On to the instrumental music. The warhorse of the bunch was Copland's Appalachian Spring (the suite, not the whole work, though the program didn't say so), quite nicely done. Clarinetist Richard Steinberg's introduction of the "Simple Gifts" theme was brilliant. Also: Fanfare by Joan Tower, nice show-off for the heavy brass, who were well-behaved tonight. (Just don't ask me about the horns.) Quiet little tone poem by Tobias Picker inspired by the bayous east of Houston; why didn't I think of this work, which I already knew, when I was there a year ago? One younger piece, "Blaze" by Vivian Fung, written ten years ago in her early 20s. Like most orchestral music I hear by composers under 50, it's brash and jangly, and Fung has less idea of where her piece is going than does, say, Jennifer Higdon. Finish with the Danzon No. 2 by Arturo Márquez, inspired by the same Mexican dance halls that produced Copland's El Salón México. A much better piece of music, Danzon is the classical bonbon of the last two decades that most deserves to be, and is closest to becoming, a concert staple like Fanfare for the Common Man or the Adagio for Strings. But not from this performance. Appalachian Spring had come to life; this was sludgy, and the musicians kept falling out of sequence with each other in the most painful fashion. Turner had invited the audience to get up and dance, but nobody moved a muscle. Nor should they have.

Then: Ives Quartet. Le petit Trianon has even an even lovelier acoustic when hardly anybody is there to hear it, and such was the case tonight. Haydn's Op. 20 No. 2 (which sounded under-rehearsed, alas) and Beethoven's Razumovsky No. 1 (served very well by the Ives's tough-grained rigid expressionist style) framed the Second Quartet of Leo Ornstein, a composer I'd previously known only by name. Curiosity was well-served. This piece from circa 1930 is an enormous work in three large movements, very thickly scored, ruthless and compelling and written in a fairly conservative but well-spiced modernist idiom. Parts of the last movement, fast and ostinato, reminded me of late Shostakovich; the rest was budding academician without the crap (to borrow a phrase from Kingsley Amis). If you want to hear it, there's an MP3 of a performance - less gritty than the Ives's - as well as a lot of other music on the audio page of the Ornstein site.

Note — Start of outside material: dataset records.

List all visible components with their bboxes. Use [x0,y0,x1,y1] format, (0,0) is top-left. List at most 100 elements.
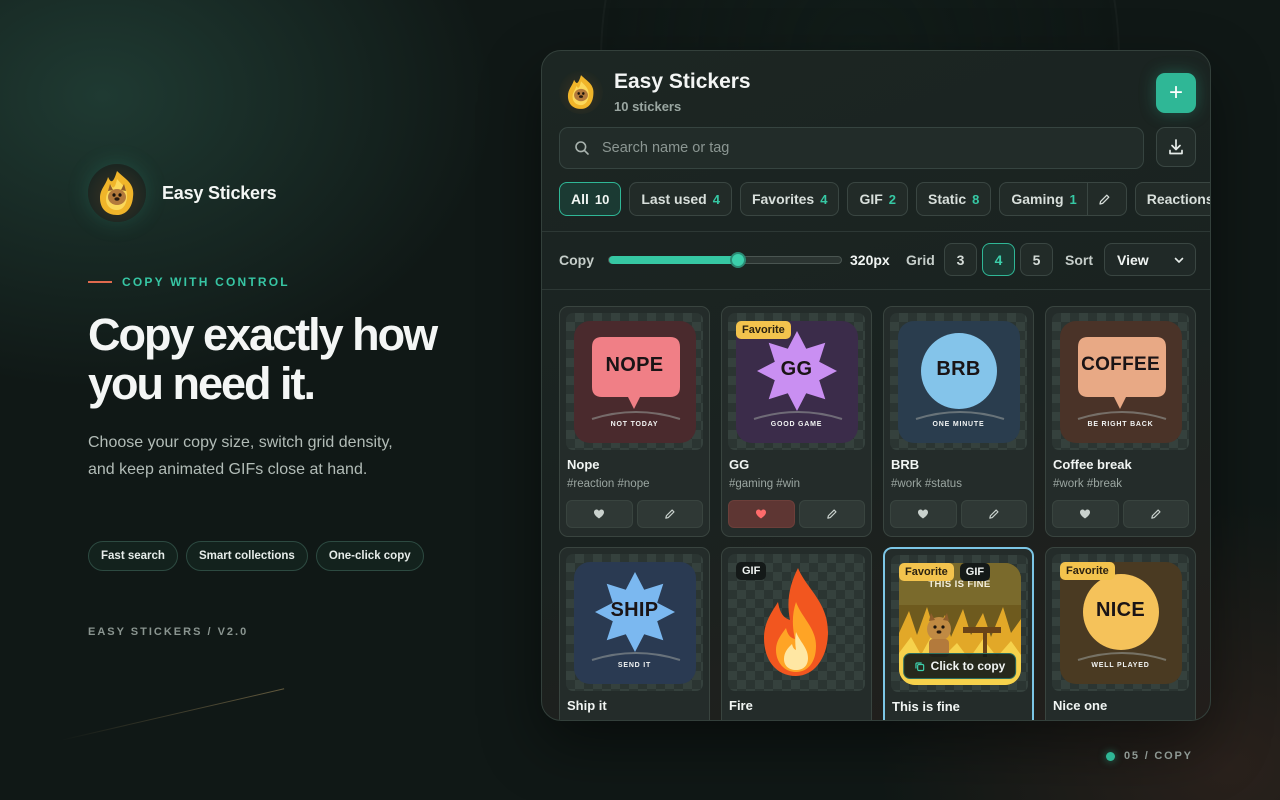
sticker-tile: SHIP SEND IT [573,561,696,684]
edit-sticker-button[interactable] [1122,500,1189,528]
sticker-card[interactable]: SHIP SEND IT Ship it [559,547,710,720]
sticker-name: This is fine [892,699,960,714]
page-indicator: 05 / COPY [1106,750,1193,762]
sticker-name: Nice one [1053,698,1108,713]
sticker-tags: #work #break [1053,478,1123,490]
edit-sticker-button[interactable] [960,500,1027,528]
filter-count: 10 [594,191,610,207]
brand: Easy Stickers [88,164,277,222]
download-icon [1169,139,1183,155]
filter-label: Last used [641,191,707,207]
card-actions [890,500,1027,528]
favorite-button[interactable] [566,500,633,528]
filter-reactions[interactable]: Reactions [1134,182,1210,216]
sticker-card[interactable]: THIS IS FINE Click to copy Favorite GIF This… [883,547,1034,720]
grid-label: Grid [906,252,935,268]
grid-4-button[interactable]: 4 [982,243,1015,276]
sticker-thumbnail[interactable]: NOPE NOT TODAY [566,313,703,450]
gif-badge: GIF [959,563,991,581]
chevron-down-icon [1174,257,1184,263]
edit-collection-button[interactable] [1086,183,1115,215]
sticker-thumbnail[interactable]: COFFEE BE RIGHT BACK [1052,313,1189,450]
sticker-text: COFFEE [1081,353,1160,375]
sticker-name: Ship it [567,698,607,713]
sticker-thumbnail[interactable]: SHIP SEND IT [566,554,703,691]
pill-fast-search: Fast search [88,541,178,571]
sticker-name: GG [729,457,750,472]
favorite-button[interactable] [890,500,957,528]
copy-size-value: 320px [850,252,890,268]
badges: Favorite [736,321,791,339]
favorite-badge: Favorite [899,563,954,581]
sticker-count: 10 stickers [614,99,682,114]
copy-size-label: Copy [559,252,594,268]
add-sticker-button[interactable]: + [1156,73,1196,113]
pencil-icon [826,509,837,519]
filter-last-used[interactable]: Last used 4 [629,182,732,216]
search-input[interactable] [602,140,1102,156]
gif-badge: GIF [736,562,767,580]
page-indicator-text: 05 / COPY [1124,750,1193,762]
plus-icon: + [1168,79,1183,106]
pill-one-click-copy: One-click copy [315,541,424,571]
app-title: Easy Stickers [614,70,751,93]
sticker-subtitle: ONE MINUTE [932,420,985,428]
sticker-card[interactable]: GG GOOD GAME Favorite GG #gaming #win [721,306,872,537]
click-to-copy-button[interactable]: Click to copy [902,653,1017,679]
sticker-thumbnail[interactable]: BRB ONE MINUTE [890,313,1027,450]
edit-sticker-button[interactable] [798,500,865,528]
sticker-card[interactable]: NOPE NOT TODAY Nope #reaction #nope [559,306,710,537]
filter-count: 4 [820,191,828,207]
copy-size-slider[interactable] [608,252,842,268]
pencil-icon [664,509,675,519]
version-label: EASY STICKERS / V2.0 [88,626,249,638]
sticker-subtitle: NOT TODAY [610,420,659,428]
filter-favorites[interactable]: Favorites 4 [739,182,840,216]
eyebrow-line [88,281,112,283]
grid-5-button[interactable]: 5 [1020,243,1053,276]
sticker-card[interactable]: BRB ONE MINUTE BRB #work #status [883,306,1034,537]
sticker-text: BRB [936,357,981,380]
sticker-card[interactable]: COFFEE BE RIGHT BACK Coffee break #work #br… [1045,306,1196,537]
grid-3-button[interactable]: 3 [944,243,977,276]
badges: Favorite GIF [899,563,991,581]
filter-gaming[interactable]: Gaming 1 [999,182,1127,216]
sticker-name: Nope [567,457,600,472]
sort-select[interactable]: View [1104,243,1196,276]
hero-description: Choose your copy size, switch grid densi… [88,434,393,478]
filter-gif[interactable]: GIF 2 [847,182,909,216]
sticker-card[interactable]: GIF Fire [721,547,872,720]
sticker-subtitle: SEND IT [617,661,652,669]
pencil-icon [1150,509,1161,519]
search-icon [575,141,589,155]
click-to-copy-label: Click to copy [930,659,1006,673]
search-box[interactable] [559,127,1144,169]
badges: Favorite [1060,562,1115,580]
sticker-name: BRB [891,457,920,472]
favorite-button[interactable] [1052,500,1119,528]
filter-static[interactable]: Static 8 [916,182,992,216]
filter-count: 4 [712,191,720,207]
eyebrow-text: COPY WITH CONTROL [122,275,290,289]
pencil-icon [1099,194,1110,205]
card-actions [1052,500,1189,528]
hero-title-line-2: you need it. [88,358,316,409]
filter-all[interactable]: All 10 [559,182,622,216]
divider [542,231,1210,232]
pencil-icon [988,509,999,519]
divider [542,289,1210,290]
filter-label: All [571,191,589,207]
slider-thumb[interactable] [729,252,746,268]
favorite-button[interactable] [728,500,795,528]
sort-value: View [1117,251,1149,268]
dog-mascot-icon [88,164,146,222]
download-button[interactable] [1156,127,1196,167]
edit-sticker-button[interactable] [636,500,703,528]
sticker-card[interactable]: NICE WELL PLAYED Favorite Nice one [1045,547,1196,720]
sticker-tags: #work #status [891,478,962,490]
favorite-badge: Favorite [736,321,791,339]
filter-count: 1 [1069,191,1077,207]
sticker-grid: NOPE NOT TODAY Nope #reaction #nope GG GOOD G… [559,306,1199,720]
filter-label: Favorites [751,191,815,207]
heart-icon [918,509,929,519]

Ornstein's son, who's about the same age as the quartet, spoke beforehand. From his anecdotes, his father sounds like one of those self-contained, cranky, reclusive composers who consider it their job just to put notes on paper. Whether anybody liked the results or not was pretty much all the same to him.

But the most interesting anecdote related to Arthur Rubinstein, who'd known Ornstein in the 20s. The son had sent Rubinstein a recording, and Rubinstein writing back had referred to what he called "a shameful little incident" from those days involving player piano rolls. Rubinstein and some other eminent pianists had, at the instigation of the player piano companies, put on a concert where they'd each play a piece and then sit there while the player piano would emit their (previously made) recording of the same piece, to impress everyone with its capacity. What made this shameful, Rubinstein said, was that the recording piano was not capable of picking up nuance, so engineers would tinker with the roll in the lab. The result still didn't sound like the original, so the pianists picked up the habit of playing in imitation of the style of the player piano. Now this would have made a notable anecdote at the historical performances symposium I attended last year.